Baobao: I think that’s a really good question. And I think you’ve caught me here. I have some insights into the dual-use nature of nuclear weapons. People talk about AI as a “general-purpose technology.” It could be both beneficial and harmful. And speaking from my own expertise in public opinion research, one of the interesting findings in this space is that people tend to reject nuclear energy because of its association with nuclear weapons. There’s a wasted opportunity, because nuclear energy is quite cheap and not as harmful as, say, burning fossil fuels. But because of this negative association, we’ve sort of rejected nuclear energy.
[Turning to] trust in AI systems, we don’t want a situation where people’s association of AI systems is so negative that they reject applications that could be beneficial to society. Does that make sense?
Baobao: I recommend [following the work of] some of my colleagues in international relations, at organizations like CSET who have written about this. I’m sorry — it’s not my area of expertise.
Melinda: Okay. The next question is “Is there a way we can compare public trust in different institutions, specifically regarding AI, compared to a general baseline trust in that institution — for example, in the case of the public generally having greater trust in the US military?”

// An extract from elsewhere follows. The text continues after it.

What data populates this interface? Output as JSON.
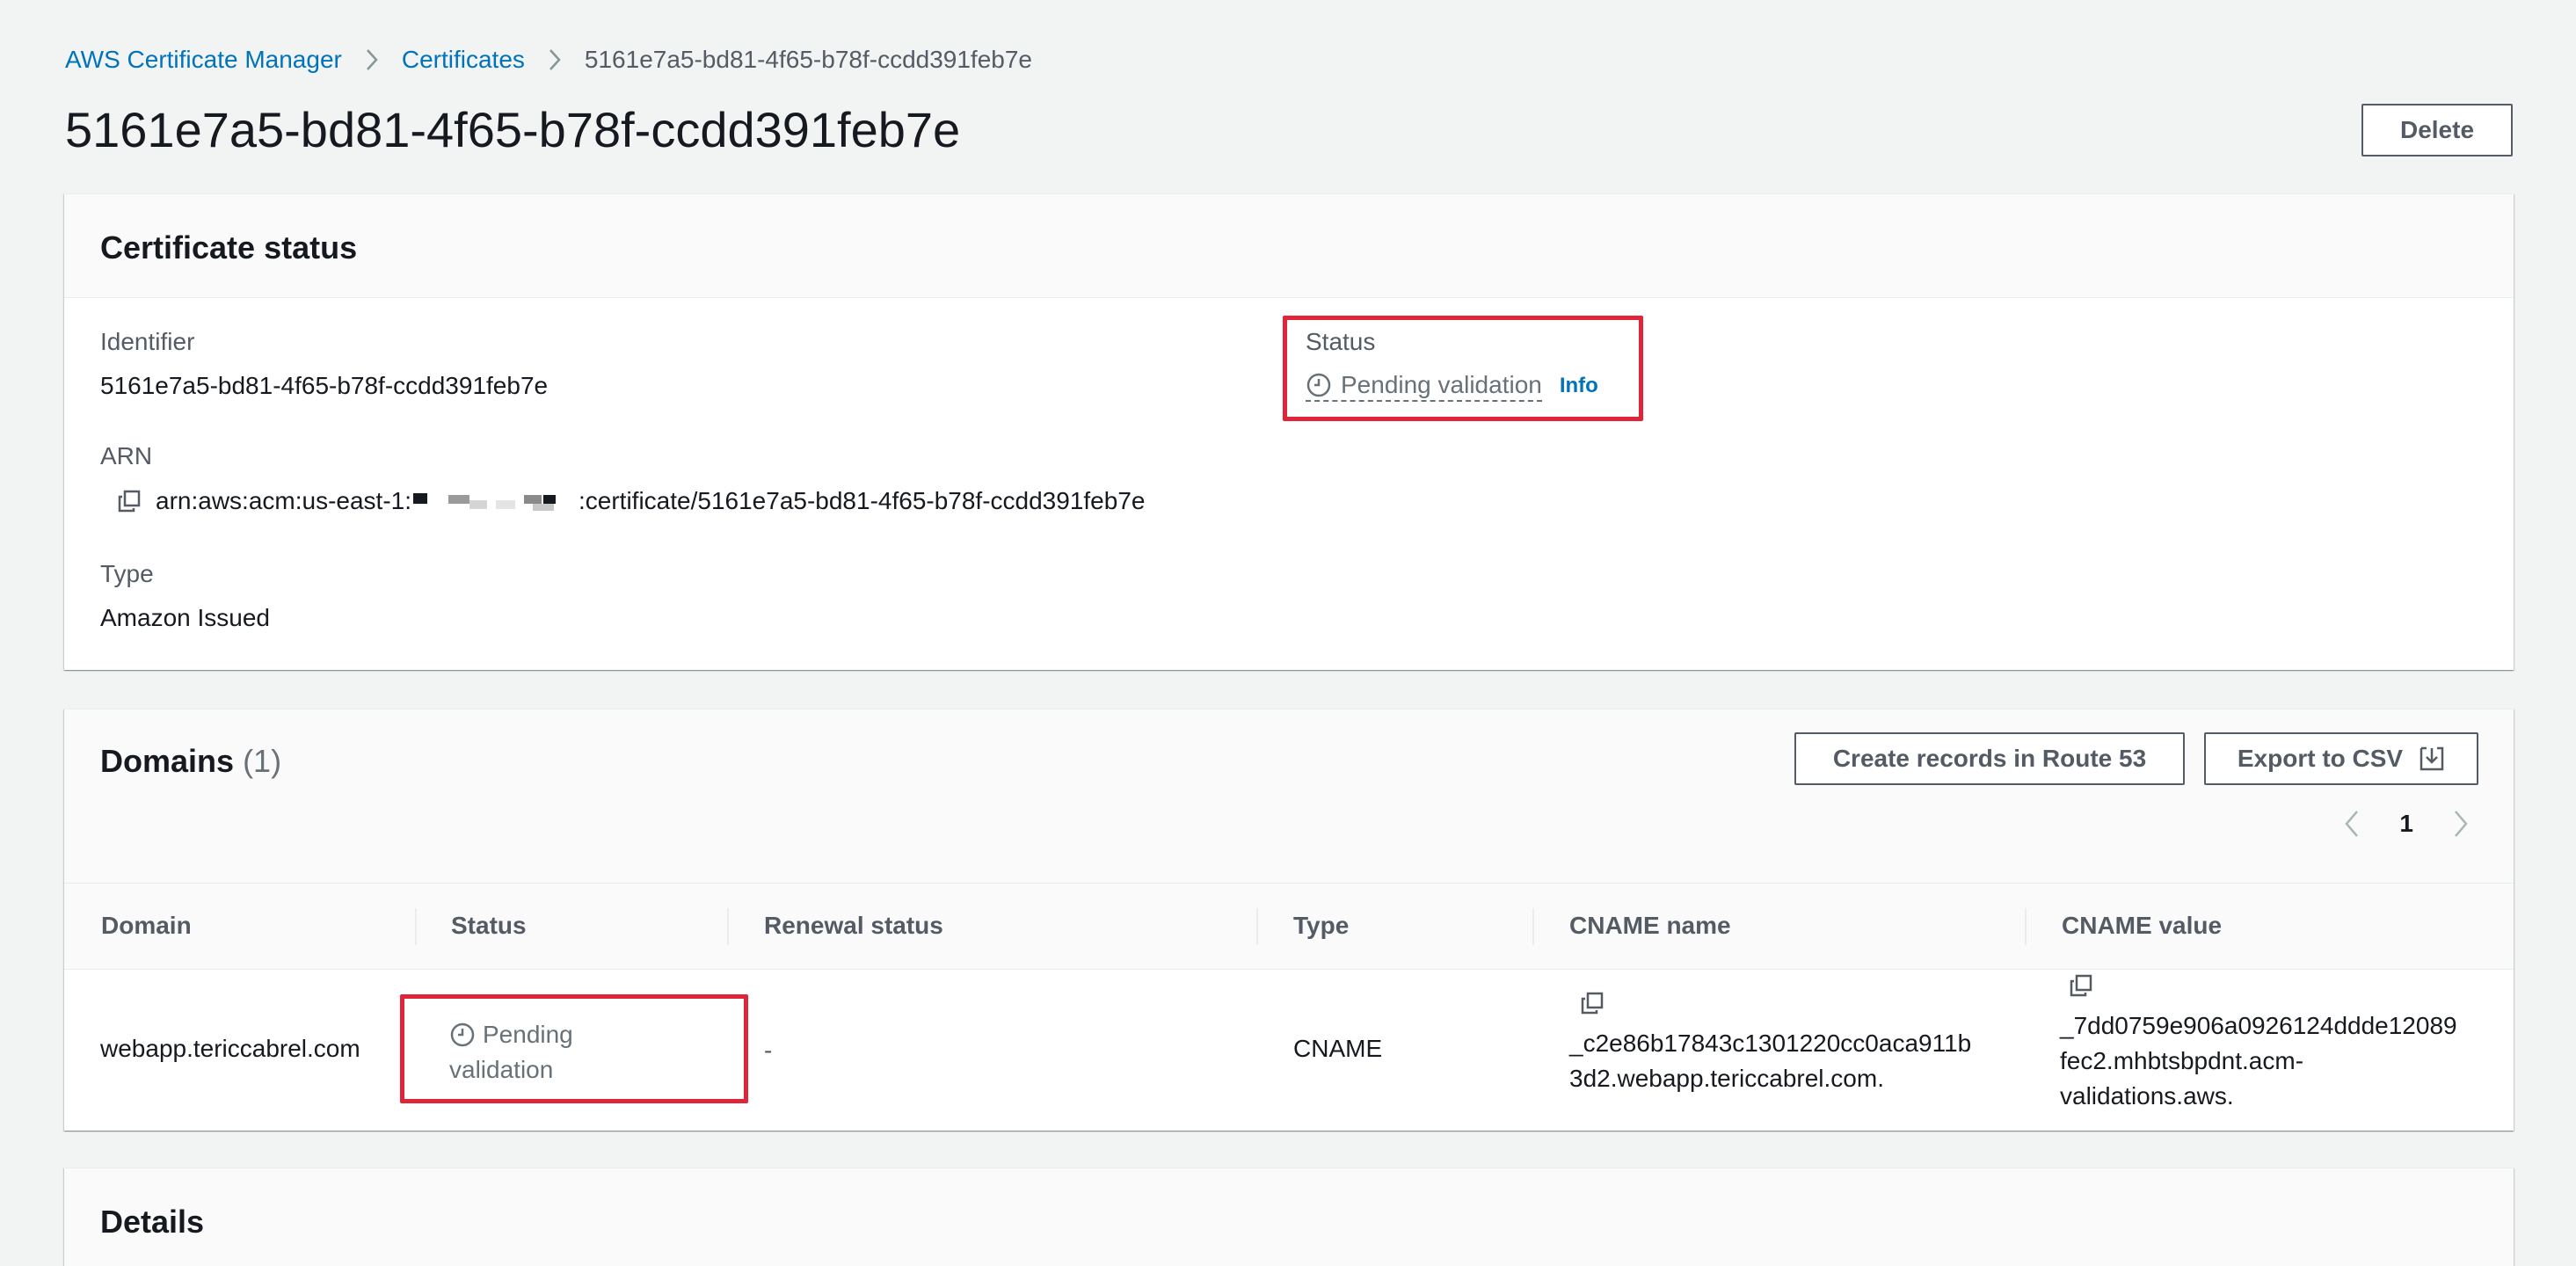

Baobao: That’s a good question. I think that, because AI is so new, the public relies on their heuristics rather than what they know. They’re just going to rely on what they think of as a trustworthy institution. And one thing that I’ve noticed, and that I wrote about in my Brookings report, is how some areas of political polarization around AI governance map to what you would expect to find in other domains. It’s concerning, in the context of the US at least, that if we can’t agree on the right policy solution, we might just [rely on] partisan rhetoric about AI governance.
For example, acceptance of facial recognition software maps to race and partisanship. African Americans really distrust facial recognition. Democrats tend to distrust facial recognition. Republicans, on the other hand, tend to have a greater level of acceptance. So you see this attitude towards policing being mapped to facial recognition.

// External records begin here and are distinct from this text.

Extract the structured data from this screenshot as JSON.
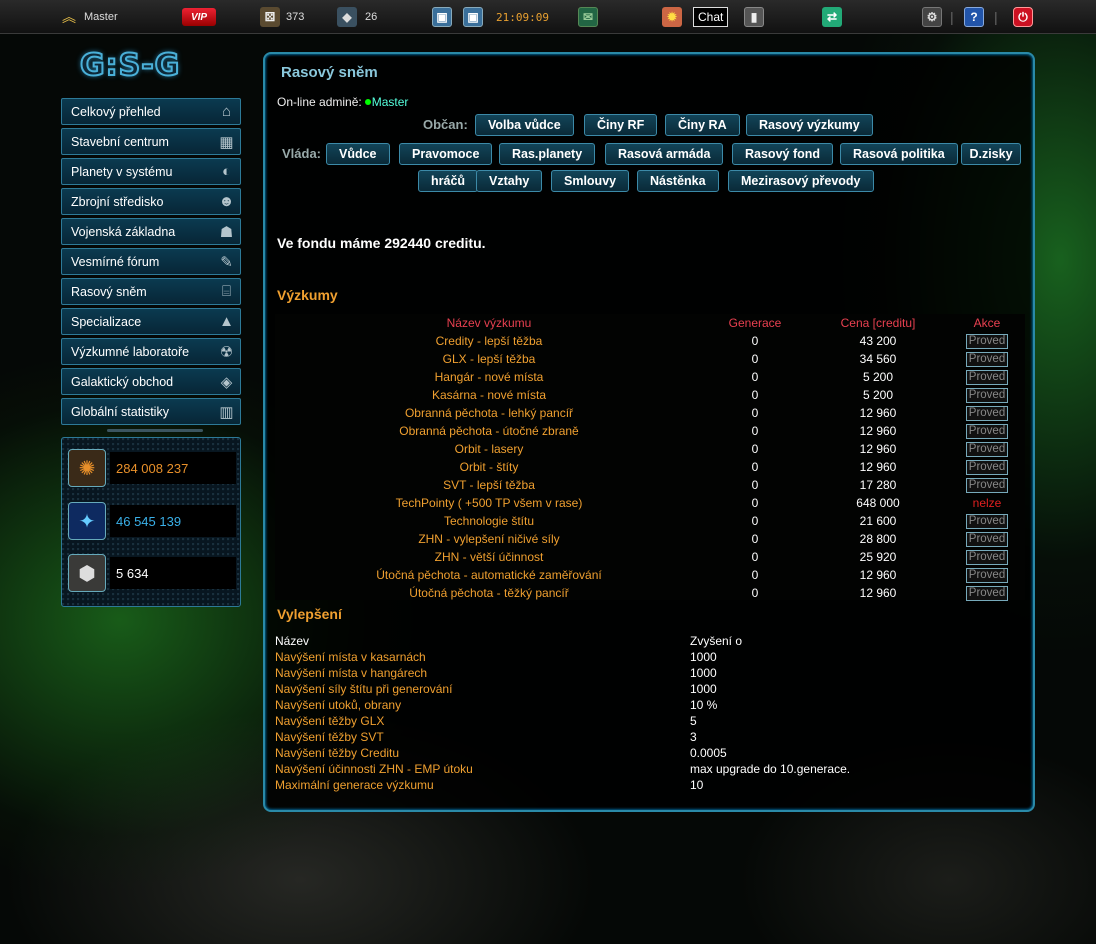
{
  "topbar": {
    "rank_icon": "rank-chevron-icon",
    "username": "Master",
    "vip": "VIP",
    "dice_value": "373",
    "ships_value": "26",
    "time": "21:09:09",
    "chat": "Chat"
  },
  "logo": "G:S-G",
  "sidebar": {
    "items": [
      {
        "label": "Celkový přehled",
        "icon": "home-icon"
      },
      {
        "label": "Stavební centrum",
        "icon": "building-icon"
      },
      {
        "label": "Planety v systému",
        "icon": "planet-icon"
      },
      {
        "label": "Zbrojní středisko",
        "icon": "soldier-icon"
      },
      {
        "label": "Vojenská základna",
        "icon": "base-icon"
      },
      {
        "label": "Vesmírné fórum",
        "icon": "forum-icon"
      },
      {
        "label": "Rasový sněm",
        "icon": "parliament-icon"
      },
      {
        "label": "Specializace",
        "icon": "specialization-icon"
      },
      {
        "label": "Výzkumné laboratoře",
        "icon": "radiation-icon"
      },
      {
        "label": "Galaktický obchod",
        "icon": "trade-icon"
      },
      {
        "label": "Globální statistiky",
        "icon": "stats-icon"
      }
    ]
  },
  "resources": {
    "credits": "284 008 237",
    "glx": "46 545 139",
    "svt": "5 634"
  },
  "colors": {
    "accent": "#2a8aa8",
    "orange": "#f0a030",
    "header_red": "#e84050",
    "credits": "#e8902a",
    "glx": "#3ab0e8"
  },
  "panel": {
    "title": "Rasový sněm",
    "online_label": "On-line admině:",
    "online_user": "Master",
    "obcan_label": "Občan:",
    "obcan_buttons": [
      "Volba vůdce",
      "Činy RF",
      "Činy RA",
      "Rasový výzkumy"
    ],
    "vlada_label": "Vláda:",
    "vlada_buttons": [
      "Vůdce",
      "Pravomoce",
      "Ras.planety",
      "Rasová armáda",
      "Rasový fond",
      "Rasová politika",
      "D.zisky",
      "hráčů",
      "Vztahy",
      "Smlouvy",
      "Nástěnka",
      "Mezirasový převody"
    ],
    "fund_text": "Ve fondu máme 292440 creditu."
  },
  "research": {
    "title": "Výzkumy",
    "headers": {
      "name": "Název výzkumu",
      "gen": "Generace",
      "cost": "Cena [creditu]",
      "action": "Akce"
    },
    "action_label": "Proved",
    "na_label": "nelze",
    "rows": [
      {
        "name": "Credity - lepší těžba",
        "gen": "0",
        "cost": "43 200",
        "available": true
      },
      {
        "name": "GLX - lepší těžba",
        "gen": "0",
        "cost": "34 560",
        "available": true
      },
      {
        "name": "Hangár - nové místa",
        "gen": "0",
        "cost": "5 200",
        "available": true
      },
      {
        "name": "Kasárna - nové místa",
        "gen": "0",
        "cost": "5 200",
        "available": true
      },
      {
        "name": "Obranná pěchota - lehký pancíř",
        "gen": "0",
        "cost": "12 960",
        "available": true
      },
      {
        "name": "Obranná pěchota - útočné zbraně",
        "gen": "0",
        "cost": "12 960",
        "available": true
      },
      {
        "name": "Orbit - lasery",
        "gen": "0",
        "cost": "12 960",
        "available": true
      },
      {
        "name": "Orbit - štíty",
        "gen": "0",
        "cost": "12 960",
        "available": true
      },
      {
        "name": "SVT - lepší těžba",
        "gen": "0",
        "cost": "17 280",
        "available": true
      },
      {
        "name": "TechPointy ( +500 TP všem v rase)",
        "gen": "0",
        "cost": "648 000",
        "available": false
      },
      {
        "name": "Technologie štítu",
        "gen": "0",
        "cost": "21 600",
        "available": true
      },
      {
        "name": "ZHN - vylepšení ničivé síly",
        "gen": "0",
        "cost": "28 800",
        "available": true
      },
      {
        "name": "ZHN - větší účinnost",
        "gen": "0",
        "cost": "25 920",
        "available": true
      },
      {
        "name": "Útočná pěchota - automatické zaměřování",
        "gen": "0",
        "cost": "12 960",
        "available": true
      },
      {
        "name": "Útočná pěchota - těžký pancíř",
        "gen": "0",
        "cost": "12 960",
        "available": true
      }
    ]
  },
  "upgrades": {
    "title": "Vylepšení",
    "headers": {
      "name": "Název",
      "value": "Zvyšení o"
    },
    "rows": [
      {
        "name": "Navýšení místa v kasarnách",
        "value": "1000"
      },
      {
        "name": "Navýšení místa v hangárech",
        "value": "1000"
      },
      {
        "name": "Navýšení síly štítu při generování",
        "value": "1000"
      },
      {
        "name": "Navýšení utoků, obrany",
        "value": "10 %"
      },
      {
        "name": "Navýšení těžby GLX",
        "value": "5"
      },
      {
        "name": "Navýšení těžby SVT",
        "value": "3"
      },
      {
        "name": "Navýšení těžby Creditu",
        "value": "0.0005"
      },
      {
        "name": "Navýšení účinnosti ZHN - EMP útoku",
        "value": "max upgrade do 10.generace."
      },
      {
        "name": "Maximální generace výzkumu",
        "value": "10"
      }
    ]
  }
}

You also see it in terms of regulating algorithmically curated social media content. There seems to be a bipartisan backlash against tech, but when you dig more deeply into it, as we’ve seen recently, Republicans tend to think about content moderation as censorship and [taking away] a right, whereas Democrats tend to see it as combating misinformation. So unfortunately, I do think that partisanship will creep into the AI governance space. And that’s something that I’m actively studying.
Melinda: Yes. We only have one minute left. I’m going to go through the last questions really quickly. With regards to the specific data that you presented, you mentioned that the public considers all AI governance challenges important. Did you consider including a made-up governance challenge to check response bias?
Baobao: Oh, that’s a really good suggestion. We haven’t, but we certainly can do that in the next round.
Melinda: Okay, wonderful. And that concludes the Q&A part of this session. [...] Thanks for watching.